Novembre n’est pas le meilleur des mois pour Barbara, ne serait-ce que parce que c’est en novembre, le 24, l’an 1997, qu’elle nous a quittés. Entre juillet 1943 et octobre 1945, Barbara a vécu à Saint-Marcellin, dans des conditions difficiles puisqu’elle et sa famille y étaient réfugiées afin d’échapper aux atrocités nazies et aux dénonciations.
Depuis 2019, la ville l’honore d’un Festival à son nom, Festival consacré à la chanson française et/ou francophone. Et depuis 2019, chaque édition de ce Festival est motif à ressortir LA chanson de Barbara dont il est évident qu’elle concerne Saint-Marcellin. Elle-même, d’ailleurs, a raconté qu’elle s’était arrêtée dans cette ville, de retour d’un concert dans le midi, afin de rechercher les traces de son enfance.
« Mon enfance », tel est le titre de cette chanson. Elle en a écrit les paroles. C’est, pour le moins, une chanson un peu triste. Elle y raconte qu’elle retrouve le coteau, l’arbre, la maison fleurie, les dahlias fauves dans l’allée, le puits … et les cris d’enfants en compagnie de Jean (frère ainé né en 1928), Régine, (sœur née en 1938) et Claude (frère né en 1942). Reste, dans l’énumération des enfants, un autre Jean. Qui est-il ?

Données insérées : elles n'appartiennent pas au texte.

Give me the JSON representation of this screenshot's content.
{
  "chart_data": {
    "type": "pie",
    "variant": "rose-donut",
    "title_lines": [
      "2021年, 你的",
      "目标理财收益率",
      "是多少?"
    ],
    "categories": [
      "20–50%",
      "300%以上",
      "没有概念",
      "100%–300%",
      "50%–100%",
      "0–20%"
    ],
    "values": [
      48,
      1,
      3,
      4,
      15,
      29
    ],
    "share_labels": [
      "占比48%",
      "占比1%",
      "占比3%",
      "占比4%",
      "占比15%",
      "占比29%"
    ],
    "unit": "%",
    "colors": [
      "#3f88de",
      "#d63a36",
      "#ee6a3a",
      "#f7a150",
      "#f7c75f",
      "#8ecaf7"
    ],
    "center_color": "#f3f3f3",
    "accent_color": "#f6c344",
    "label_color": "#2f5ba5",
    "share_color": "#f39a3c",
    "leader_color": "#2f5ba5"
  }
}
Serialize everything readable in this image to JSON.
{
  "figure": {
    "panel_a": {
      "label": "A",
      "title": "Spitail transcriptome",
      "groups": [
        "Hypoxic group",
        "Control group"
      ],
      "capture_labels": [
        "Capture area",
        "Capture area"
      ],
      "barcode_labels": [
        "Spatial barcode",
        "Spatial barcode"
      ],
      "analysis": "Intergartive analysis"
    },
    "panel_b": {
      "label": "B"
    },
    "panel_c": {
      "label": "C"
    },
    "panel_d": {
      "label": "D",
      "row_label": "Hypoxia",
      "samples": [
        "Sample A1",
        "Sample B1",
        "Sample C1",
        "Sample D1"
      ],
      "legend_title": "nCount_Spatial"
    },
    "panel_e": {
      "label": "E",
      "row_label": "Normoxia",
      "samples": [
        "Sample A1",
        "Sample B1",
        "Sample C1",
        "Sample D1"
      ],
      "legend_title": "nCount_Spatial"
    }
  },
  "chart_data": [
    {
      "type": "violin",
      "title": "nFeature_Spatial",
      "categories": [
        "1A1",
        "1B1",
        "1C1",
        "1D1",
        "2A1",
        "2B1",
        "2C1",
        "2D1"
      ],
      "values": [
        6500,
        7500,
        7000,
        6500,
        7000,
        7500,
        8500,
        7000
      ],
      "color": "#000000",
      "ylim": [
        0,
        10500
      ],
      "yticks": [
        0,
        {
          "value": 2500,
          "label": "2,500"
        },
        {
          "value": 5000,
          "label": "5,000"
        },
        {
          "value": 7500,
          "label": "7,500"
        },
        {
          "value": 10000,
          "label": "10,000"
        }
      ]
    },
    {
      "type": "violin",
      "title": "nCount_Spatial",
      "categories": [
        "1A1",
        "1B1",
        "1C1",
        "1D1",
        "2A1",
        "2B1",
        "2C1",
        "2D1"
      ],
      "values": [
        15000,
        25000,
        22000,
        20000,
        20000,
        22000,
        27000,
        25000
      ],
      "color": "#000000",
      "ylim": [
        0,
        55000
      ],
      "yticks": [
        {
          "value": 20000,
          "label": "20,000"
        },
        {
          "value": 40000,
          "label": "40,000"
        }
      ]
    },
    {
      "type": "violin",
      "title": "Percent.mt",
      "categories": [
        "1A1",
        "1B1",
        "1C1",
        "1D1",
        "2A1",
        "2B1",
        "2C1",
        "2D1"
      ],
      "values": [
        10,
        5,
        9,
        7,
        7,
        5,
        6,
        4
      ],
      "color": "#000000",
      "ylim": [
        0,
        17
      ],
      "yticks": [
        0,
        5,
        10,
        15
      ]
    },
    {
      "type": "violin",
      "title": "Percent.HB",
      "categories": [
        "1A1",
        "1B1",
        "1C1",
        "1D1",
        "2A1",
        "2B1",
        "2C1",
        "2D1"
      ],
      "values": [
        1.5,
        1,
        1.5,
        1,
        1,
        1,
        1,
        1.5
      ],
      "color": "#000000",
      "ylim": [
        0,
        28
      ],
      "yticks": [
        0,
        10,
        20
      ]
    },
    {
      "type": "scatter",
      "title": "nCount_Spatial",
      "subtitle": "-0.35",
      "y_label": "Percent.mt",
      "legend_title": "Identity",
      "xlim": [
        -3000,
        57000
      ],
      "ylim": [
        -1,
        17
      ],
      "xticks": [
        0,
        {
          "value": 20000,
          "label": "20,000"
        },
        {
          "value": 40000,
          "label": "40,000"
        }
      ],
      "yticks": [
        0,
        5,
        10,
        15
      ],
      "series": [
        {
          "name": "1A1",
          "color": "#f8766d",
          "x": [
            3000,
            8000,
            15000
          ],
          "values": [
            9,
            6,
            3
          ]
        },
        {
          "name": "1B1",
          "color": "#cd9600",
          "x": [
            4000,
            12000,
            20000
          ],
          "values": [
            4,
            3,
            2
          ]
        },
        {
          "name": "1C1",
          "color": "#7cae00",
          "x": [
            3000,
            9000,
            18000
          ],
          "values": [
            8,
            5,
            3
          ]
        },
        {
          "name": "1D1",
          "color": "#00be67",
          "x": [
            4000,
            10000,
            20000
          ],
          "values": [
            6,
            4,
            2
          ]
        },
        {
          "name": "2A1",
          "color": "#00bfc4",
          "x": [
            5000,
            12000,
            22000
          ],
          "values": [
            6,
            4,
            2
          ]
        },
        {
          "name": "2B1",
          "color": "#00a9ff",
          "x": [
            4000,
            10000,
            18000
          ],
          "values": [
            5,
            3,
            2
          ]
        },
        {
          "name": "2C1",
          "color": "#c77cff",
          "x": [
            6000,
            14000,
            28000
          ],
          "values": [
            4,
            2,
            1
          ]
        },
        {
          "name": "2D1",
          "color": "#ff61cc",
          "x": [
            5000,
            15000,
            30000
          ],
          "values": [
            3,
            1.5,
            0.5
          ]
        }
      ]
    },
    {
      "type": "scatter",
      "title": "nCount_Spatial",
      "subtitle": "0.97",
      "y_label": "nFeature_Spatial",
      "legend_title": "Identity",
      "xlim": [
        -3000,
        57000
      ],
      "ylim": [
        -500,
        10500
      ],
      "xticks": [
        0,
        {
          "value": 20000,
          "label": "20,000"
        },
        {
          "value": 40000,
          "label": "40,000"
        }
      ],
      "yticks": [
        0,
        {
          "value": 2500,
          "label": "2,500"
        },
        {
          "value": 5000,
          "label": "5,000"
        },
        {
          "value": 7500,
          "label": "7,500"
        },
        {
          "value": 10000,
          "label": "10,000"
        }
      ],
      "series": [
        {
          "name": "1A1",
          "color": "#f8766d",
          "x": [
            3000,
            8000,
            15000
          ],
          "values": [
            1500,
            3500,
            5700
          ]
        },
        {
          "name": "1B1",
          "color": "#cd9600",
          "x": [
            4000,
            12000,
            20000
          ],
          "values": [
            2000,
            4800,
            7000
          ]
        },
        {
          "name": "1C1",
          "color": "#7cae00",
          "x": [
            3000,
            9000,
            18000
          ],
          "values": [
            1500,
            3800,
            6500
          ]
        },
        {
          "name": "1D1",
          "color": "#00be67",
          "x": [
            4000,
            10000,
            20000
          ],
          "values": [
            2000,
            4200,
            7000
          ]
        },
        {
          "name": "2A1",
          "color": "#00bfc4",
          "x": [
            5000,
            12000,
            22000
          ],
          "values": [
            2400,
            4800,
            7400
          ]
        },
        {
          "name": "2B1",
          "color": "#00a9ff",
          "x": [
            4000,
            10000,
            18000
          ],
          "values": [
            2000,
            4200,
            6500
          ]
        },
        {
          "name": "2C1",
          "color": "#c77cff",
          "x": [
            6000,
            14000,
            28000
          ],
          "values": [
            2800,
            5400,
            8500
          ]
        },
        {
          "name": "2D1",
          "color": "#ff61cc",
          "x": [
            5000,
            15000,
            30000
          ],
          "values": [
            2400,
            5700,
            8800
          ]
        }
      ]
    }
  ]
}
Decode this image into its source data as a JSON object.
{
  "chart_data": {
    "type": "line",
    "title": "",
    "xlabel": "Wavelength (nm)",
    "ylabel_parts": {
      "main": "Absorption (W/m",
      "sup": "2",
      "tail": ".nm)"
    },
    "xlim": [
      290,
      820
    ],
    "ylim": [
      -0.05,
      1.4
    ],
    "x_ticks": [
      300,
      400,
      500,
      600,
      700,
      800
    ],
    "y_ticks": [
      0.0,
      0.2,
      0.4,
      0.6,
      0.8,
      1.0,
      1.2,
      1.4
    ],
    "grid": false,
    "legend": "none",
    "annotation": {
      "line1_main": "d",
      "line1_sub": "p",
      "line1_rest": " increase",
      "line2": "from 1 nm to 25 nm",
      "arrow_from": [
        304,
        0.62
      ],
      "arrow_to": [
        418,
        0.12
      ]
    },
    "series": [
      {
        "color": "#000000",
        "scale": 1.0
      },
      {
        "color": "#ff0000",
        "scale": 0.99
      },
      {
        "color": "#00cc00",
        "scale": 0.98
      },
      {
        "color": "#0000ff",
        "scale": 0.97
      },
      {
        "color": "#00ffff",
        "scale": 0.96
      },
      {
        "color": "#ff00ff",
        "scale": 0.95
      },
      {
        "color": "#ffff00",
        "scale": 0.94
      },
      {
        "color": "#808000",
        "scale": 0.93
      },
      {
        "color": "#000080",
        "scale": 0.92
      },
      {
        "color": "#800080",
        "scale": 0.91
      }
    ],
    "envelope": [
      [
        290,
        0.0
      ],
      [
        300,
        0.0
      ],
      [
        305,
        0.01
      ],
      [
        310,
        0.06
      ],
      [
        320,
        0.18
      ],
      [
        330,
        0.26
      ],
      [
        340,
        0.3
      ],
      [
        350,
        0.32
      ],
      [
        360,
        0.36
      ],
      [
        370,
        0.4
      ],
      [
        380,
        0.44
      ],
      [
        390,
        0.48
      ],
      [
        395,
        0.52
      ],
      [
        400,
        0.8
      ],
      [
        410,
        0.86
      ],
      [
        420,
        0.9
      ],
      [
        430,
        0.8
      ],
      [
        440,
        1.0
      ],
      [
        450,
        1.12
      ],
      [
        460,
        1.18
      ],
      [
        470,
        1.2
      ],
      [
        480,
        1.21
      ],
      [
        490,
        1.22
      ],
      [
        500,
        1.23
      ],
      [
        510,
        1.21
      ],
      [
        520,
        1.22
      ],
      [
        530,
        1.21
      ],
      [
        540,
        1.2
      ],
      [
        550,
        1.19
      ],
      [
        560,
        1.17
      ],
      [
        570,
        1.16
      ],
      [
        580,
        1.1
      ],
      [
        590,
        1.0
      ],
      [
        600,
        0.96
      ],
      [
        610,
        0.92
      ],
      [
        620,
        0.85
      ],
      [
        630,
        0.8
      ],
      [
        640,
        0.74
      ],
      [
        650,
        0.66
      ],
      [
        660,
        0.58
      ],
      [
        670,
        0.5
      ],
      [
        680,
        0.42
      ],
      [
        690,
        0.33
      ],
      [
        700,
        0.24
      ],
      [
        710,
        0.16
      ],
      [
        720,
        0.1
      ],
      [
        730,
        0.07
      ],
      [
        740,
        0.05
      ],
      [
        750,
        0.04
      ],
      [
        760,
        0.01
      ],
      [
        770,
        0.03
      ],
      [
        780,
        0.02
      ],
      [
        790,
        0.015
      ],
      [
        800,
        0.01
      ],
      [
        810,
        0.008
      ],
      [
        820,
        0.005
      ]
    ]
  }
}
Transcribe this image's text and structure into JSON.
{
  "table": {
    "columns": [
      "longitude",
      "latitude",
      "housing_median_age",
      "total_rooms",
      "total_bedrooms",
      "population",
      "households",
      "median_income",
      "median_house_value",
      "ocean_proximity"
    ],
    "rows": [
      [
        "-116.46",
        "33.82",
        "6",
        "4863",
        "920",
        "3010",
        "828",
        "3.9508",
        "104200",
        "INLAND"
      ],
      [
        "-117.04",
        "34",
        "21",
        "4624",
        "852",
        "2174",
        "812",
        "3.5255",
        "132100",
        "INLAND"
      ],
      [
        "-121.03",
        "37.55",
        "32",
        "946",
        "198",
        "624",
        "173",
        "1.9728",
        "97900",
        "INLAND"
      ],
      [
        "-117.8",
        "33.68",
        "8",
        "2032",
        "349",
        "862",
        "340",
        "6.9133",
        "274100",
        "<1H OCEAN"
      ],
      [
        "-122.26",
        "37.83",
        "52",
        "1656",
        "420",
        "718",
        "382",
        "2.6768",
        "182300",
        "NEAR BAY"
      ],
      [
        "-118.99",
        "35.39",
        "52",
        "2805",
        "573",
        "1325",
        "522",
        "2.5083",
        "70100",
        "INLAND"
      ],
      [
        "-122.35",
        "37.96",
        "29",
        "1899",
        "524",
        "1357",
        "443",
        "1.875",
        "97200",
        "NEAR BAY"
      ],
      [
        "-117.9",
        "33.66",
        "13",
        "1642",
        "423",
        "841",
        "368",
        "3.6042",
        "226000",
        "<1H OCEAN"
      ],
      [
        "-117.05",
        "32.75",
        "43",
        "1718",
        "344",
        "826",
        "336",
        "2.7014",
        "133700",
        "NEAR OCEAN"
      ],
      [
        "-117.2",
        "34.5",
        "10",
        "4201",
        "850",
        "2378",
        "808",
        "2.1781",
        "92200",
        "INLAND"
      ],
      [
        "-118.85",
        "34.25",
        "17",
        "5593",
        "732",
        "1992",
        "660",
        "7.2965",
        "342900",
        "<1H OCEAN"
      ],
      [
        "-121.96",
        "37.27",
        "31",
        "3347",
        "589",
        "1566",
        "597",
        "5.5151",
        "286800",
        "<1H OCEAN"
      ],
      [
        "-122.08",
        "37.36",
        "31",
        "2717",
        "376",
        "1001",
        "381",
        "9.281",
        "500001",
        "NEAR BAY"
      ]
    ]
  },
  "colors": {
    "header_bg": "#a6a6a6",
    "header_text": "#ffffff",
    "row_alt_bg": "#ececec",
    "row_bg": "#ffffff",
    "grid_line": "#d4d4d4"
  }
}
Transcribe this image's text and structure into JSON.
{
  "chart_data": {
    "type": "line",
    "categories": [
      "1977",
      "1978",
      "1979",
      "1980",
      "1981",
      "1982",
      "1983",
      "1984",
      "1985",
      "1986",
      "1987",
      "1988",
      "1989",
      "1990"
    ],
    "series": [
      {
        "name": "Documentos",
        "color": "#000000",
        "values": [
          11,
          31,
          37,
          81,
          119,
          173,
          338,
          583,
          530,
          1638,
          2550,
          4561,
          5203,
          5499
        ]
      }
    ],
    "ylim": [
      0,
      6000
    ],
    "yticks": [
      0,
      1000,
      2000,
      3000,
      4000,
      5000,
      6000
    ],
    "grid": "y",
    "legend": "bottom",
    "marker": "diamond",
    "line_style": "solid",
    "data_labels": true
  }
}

Tout lui revient de ces années perdues de ses treize-quinze ans, les jeux et les noix fraîches de septembre, mais aussi le souvenir douloureux de sa mère Esther, qui vient de décéder alors qu’elle écrit cette chanson. Esther est décédée en 1967, la chanson date de 1968. La conclusion est mélancolique, qui affirme qu’il ne faut jamais revenir au temps caché des souvenirs, là où son passé la crucifie.
Il est une autre chanson qui parle également de Saint-Marcellin, chanson dont elle n’est pas la seule auteure des paroles, paroles qu’elle a très certainement inspirées. Il s’agit de « Il me revient », dont le texte a été écrit en collaboration avec Frédéric Botton, en 1996.
Il me revient en mémoire
Il me revient en mémoire
Il me revient des images
Un village, mon village
Il me revient en mémoire
Je sais pas comme un songe cette histoire
Et voilà qu’au loin s’avance
Mon enfance, mon enfance
C’était, je crois, un Dimanche
C’était, je crois, en Novembre
Qu’importe, mais je revois l’usine
Oui, l’usine se dessine
Surgit du livre d’images
Un ciel gris d’acier, une angoisse
Et des pas lourds qui se traînent
Et les ombres qui s’avancent
C’était, j’en suis sûre, un Dimanche
C’était, j’en suis sûre, en Novembre
Et se détache une image
Un visage, ton visage
Où allais-tu sur cette route
Comme une armée en déroute
Et tout devient transparence
Et tu deviens une absence
Tout me revient en mémoire
Le ciel et Novembre et l’histoire
Et les pas qui se rapprochent
Et s’avancent en cadence
Toi, où es-tu, je te cherche
Où es-tu, je te cherche
Toi, mon passé, ma mémoire
Toi, ressorti de l’histoire
Qui était, j’en suis sûre un Dimanche
En Novembre
Ton visage
Toi, sur cette route
Figé
Et les ombres qui se rapprochent
Et les ombres qui te frappent
Et t’emportent
Il me revient des images
Ce village, ton visage
Toi, seul sur cette route
Et les pas qui s’approchent
En cadence, en cadence
En cadence (en cadence…)
En cadence (en cadence…)
L’histoire est simple: il s’agit de l’arrestation d’un résistant ou sympathisant de la Résistance par des miliciens, plus probablement que par l’armée allemande. Le lieu est signifié, l’usine se dessine, donc à proximité de la Laiterie Brun et de la Fabrique d’Appareillages Electriques de la CGE. La date est celle de novembre, donc exclusivement novembre 1943 ou novembre 1944, les seuls novembre pendant lesquels Barbara vivait à Saint-Marcellin. Or, Saint-Marcellin ayant été libérée en août 1944, il ne peut s’agir que de novembre 1943.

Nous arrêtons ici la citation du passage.